The only time you truly need to reboot is when you update your kernel.

The solution to this problem is live-patching. Not really a game changer with consumer electronics because they don't have to use ECC, but with servers that can take upwards of 10 minutes to reboot, it is a game changer.

[-] rambaroo@lemmy.world 6 points 11 months ago

This isn't true, I had to reboot debian the other day to take an update to dbus which is not part of the kernel.

[-] UnsafePantomime@lemmy.world 6 points 11 months ago

We have an Ubuntu machine at work with an NVIDIA GPU we use for CUDA. Every time CUDA has an update, CUDA throws obtuse errors until reboot.

To say only kernel updates require reboot is naive.

[-] havokdj@lemmy.world 4 points 11 months ago

Damn yeah I didn't think of that either. Alright, scratch what I said. The point still stands that you very rarely need to update outside of scenarios containing very critical processes such as these, those of which depend on what work you do with it.

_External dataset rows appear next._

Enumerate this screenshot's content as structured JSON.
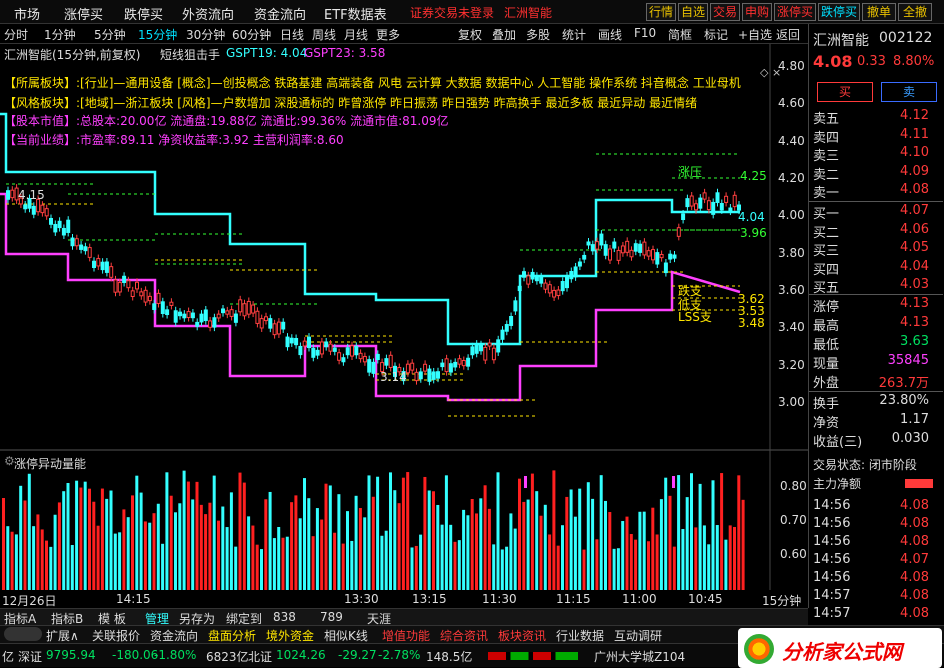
{
  "menubar": {
    "items": [
      "市场",
      "涨停买",
      "跌停买",
      "外资流向",
      "资金流向",
      "ETF数据表"
    ],
    "login": "证券交易未登录",
    "stock": "汇洲智能",
    "right_buttons": [
      "行情",
      "自选",
      "交易",
      "申购",
      "涨停买",
      "跌停买",
      "撤单",
      "全撤"
    ]
  },
  "periods": [
    "分时",
    "1分钟",
    "5分钟",
    "15分钟",
    "30分钟",
    "60分钟",
    "日线",
    "周线",
    "月线",
    "更多"
  ],
  "active_period": "15分钟",
  "tools": [
    "复权",
    "叠加",
    "多股",
    "统计",
    "画线",
    "F10",
    "简框",
    "标记",
    "+自选",
    "返回"
  ],
  "chart": {
    "title": "汇洲智能(15分钟,前复权)",
    "indicator": "短线狙击手",
    "gspt19": "GSPT19: 4.04",
    "gspt23": "GSPT23: 3.58",
    "info_lines": [
      "【所属板块】:[行业]—通用设备 [概念]—创投概念 铁路基建 高端装备 风电 云计算 大数据 数据中心 人工智能 操作系统 抖音概念 工业母机",
      "【风格板块】:[地域]—浙江板块 [风格]—户数增加 深股通标的 昨曾涨停 昨日振荡 昨日强势 昨高换手 最近多板 最近异动 最近情绪",
      "【股本市值】:总股本:20.00亿 流通盘:19.88亿 流通比:99.36% 流通市值:81.09亿",
      "【当前业绩】:市盈率:89.11 净资收益率:3.92 主营利润率:8.60"
    ],
    "labels": {
      "zhangya": "涨压",
      "diaoya": "跌支",
      "diya": "低支",
      "lss": "LSS支",
      "high_note": "4.15",
      "low_note": "3.14"
    },
    "levels": [
      "4.25",
      "4.04",
      "3.96",
      "3.62",
      "3.53",
      "3.48"
    ],
    "y_axis": [
      "4.80",
      "4.60",
      "4.40",
      "4.20",
      "4.00",
      "3.80",
      "3.60",
      "3.40",
      "3.20",
      "3.00"
    ],
    "sub_title": "涨停异动量能",
    "sub_axis": [
      "0.80",
      "0.70",
      "0.60"
    ],
    "x_axis": [
      "12月26日",
      "14:15",
      "13:30",
      "13:15",
      "11:30",
      "11:15",
      "11:00",
      "10:45"
    ],
    "x_end": "15分钟"
  },
  "quote": {
    "name": "汇洲智能",
    "code": "002122",
    "price": "4.08",
    "chg": "0.33",
    "pct": "8.80%",
    "buy": "买",
    "sell": "卖",
    "asks": [
      {
        "l": "卖五",
        "p": "4.12"
      },
      {
        "l": "卖四",
        "p": "4.11"
      },
      {
        "l": "卖三",
        "p": "4.10"
      },
      {
        "l": "卖二",
        "p": "4.09"
      },
      {
        "l": "卖一",
        "p": "4.08"
      }
    ],
    "bids": [
      {
        "l": "买一",
        "p": "4.07"
      },
      {
        "l": "买二",
        "p": "4.06"
      },
      {
        "l": "买三",
        "p": "4.05"
      },
      {
        "l": "买四",
        "p": "4.04"
      },
      {
        "l": "买五",
        "p": "4.03"
      }
    ],
    "stats": [
      {
        "l": "涨停",
        "v": "4.13"
      },
      {
        "l": "最高",
        "v": "4.13"
      },
      {
        "l": "最低",
        "v": "3.63"
      },
      {
        "l": "现量",
        "v": "35845"
      },
      {
        "l": "外盘",
        "v": "263.7万"
      }
    ],
    "stats2": [
      {
        "l": "换手",
        "v": "23.80%"
      },
      {
        "l": "净资",
        "v": "1.17"
      },
      {
        "l": "收益(三)",
        "v": "0.030"
      }
    ],
    "trade_state": "交易状态: 闭市阶段",
    "netflow": "主力净额",
    "ticks": [
      {
        "t": "14:56",
        "p": "4.08"
      },
      {
        "t": "14:56",
        "p": "4.08"
      },
      {
        "t": "14:56",
        "p": "4.08"
      },
      {
        "t": "14:56",
        "p": "4.07"
      },
      {
        "t": "14:56",
        "p": "4.08"
      },
      {
        "t": "14:57",
        "p": "4.08"
      },
      {
        "t": "14:57",
        "p": "4.08"
      }
    ]
  },
  "bottom1": [
    "指标A",
    "指标B",
    "模 板",
    "管理",
    "另存为",
    "绑定到",
    "838",
    "789",
    "天涯"
  ],
  "bottom2": [
    "扩展∧",
    "关联报价",
    "资金流向",
    "盘面分析",
    "境外资金",
    "相似K线",
    "增值功能",
    "综合资讯",
    "板块资讯",
    "行业数据",
    "互动调研"
  ],
  "bottom3": {
    "idx1": "亿",
    "sz": "深证",
    "sz_v": "9795.94",
    "sz_c": "-180.06",
    "sz_p": "-1.80%",
    "sz_a": "6823亿",
    "bz": "北证",
    "bz_v": "1024.26",
    "bz_c": "-29.27",
    "bz_p": "-2.78%",
    "bz_a": "148.5亿",
    "loc": "广州大学城Z104",
    "logo": "分析家公式网"
  }
}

It's been a long slow night and morning and I was half awake when I said that. Hell I'm still half awake now, just disregard anything I've said.

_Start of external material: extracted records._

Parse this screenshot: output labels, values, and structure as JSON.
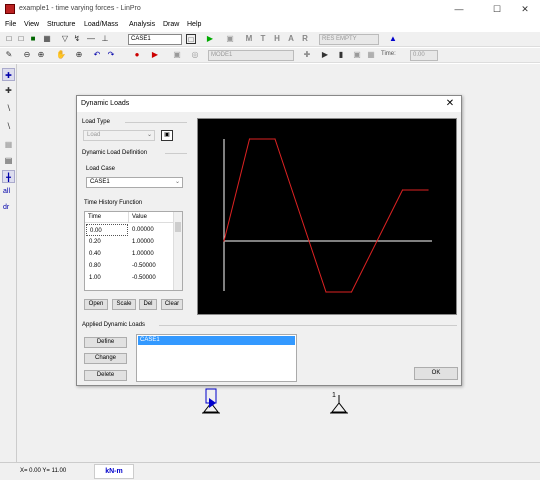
{
  "window": {
    "title": "example1 - time varying forces - LinPro",
    "controls": [
      "—",
      "☐",
      "✕"
    ]
  },
  "menu": [
    "File",
    "View",
    "Structure",
    "Load/Mass",
    "Analysis",
    "Draw",
    "Help"
  ],
  "toolbar1": {
    "load_case_combo": "CASE1",
    "result_combo": "RES EMPTY",
    "text_buttons": [
      "M",
      "T",
      "H",
      "A",
      "R"
    ]
  },
  "toolbar2": {
    "mode_combo": "MODE1",
    "time_label": "Time:",
    "time_value": "0.00"
  },
  "sidebar": {
    "text_items": [
      "all",
      "dr"
    ]
  },
  "status": {
    "coords": "X= 0.00  Y= 11.00",
    "units": "kN-m"
  },
  "canvas": {
    "node_label": "1"
  },
  "dialog": {
    "title": "Dynamic Loads",
    "close": "✕",
    "load_type_label": "Load Type",
    "load_type_value": "Load",
    "definition_label": "Dynamic Load Definition",
    "load_case_label": "Load Case",
    "load_case_value": "CASE1",
    "thf_label": "Time History Function",
    "table": {
      "columns": [
        "Time",
        "Value"
      ],
      "rows": [
        [
          "0.00",
          "0.00000"
        ],
        [
          "0.20",
          "1.00000"
        ],
        [
          "0.40",
          "1.00000"
        ],
        [
          "0.80",
          "-0.50000"
        ],
        [
          "1.00",
          "-0.50000"
        ]
      ]
    },
    "table_buttons": [
      "Open",
      "Scale",
      "Del",
      "Clear"
    ],
    "applied_label": "Applied Dynamic Loads",
    "applied_buttons": [
      "Define",
      "Change",
      "Delete"
    ],
    "applied_items": [
      "CASE1"
    ],
    "ok": "OK"
  },
  "chart_data": {
    "type": "line",
    "title": "",
    "xlabel": "",
    "ylabel": "",
    "x": [
      0.0,
      0.2,
      0.4,
      0.8,
      1.0,
      1.4,
      1.6
    ],
    "series": [
      {
        "values": [
          0.0,
          1.0,
          1.0,
          -0.5,
          -0.5,
          0.5,
          0.5
        ],
        "color": "#dd2222"
      }
    ],
    "xlim": [
      0.0,
      1.6
    ],
    "ylim": [
      -0.5,
      1.0
    ],
    "axis_color": "#ffffff",
    "background": "#000000",
    "grid": false
  }
}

[-] bremen15@feddit.de 2 points 11 months ago

Seems to be sloppy engineering. We ran a huge multi site operation on Linux and did not need to.

[-] rambaroo@lemmy.world 6 points 11 months ago

So you never updated the kernel?

[-] bremen15@feddit.de 2 points 11 months ago

Of course, we did. Whenever there were updates. And there were no surprises because of badly initialized services.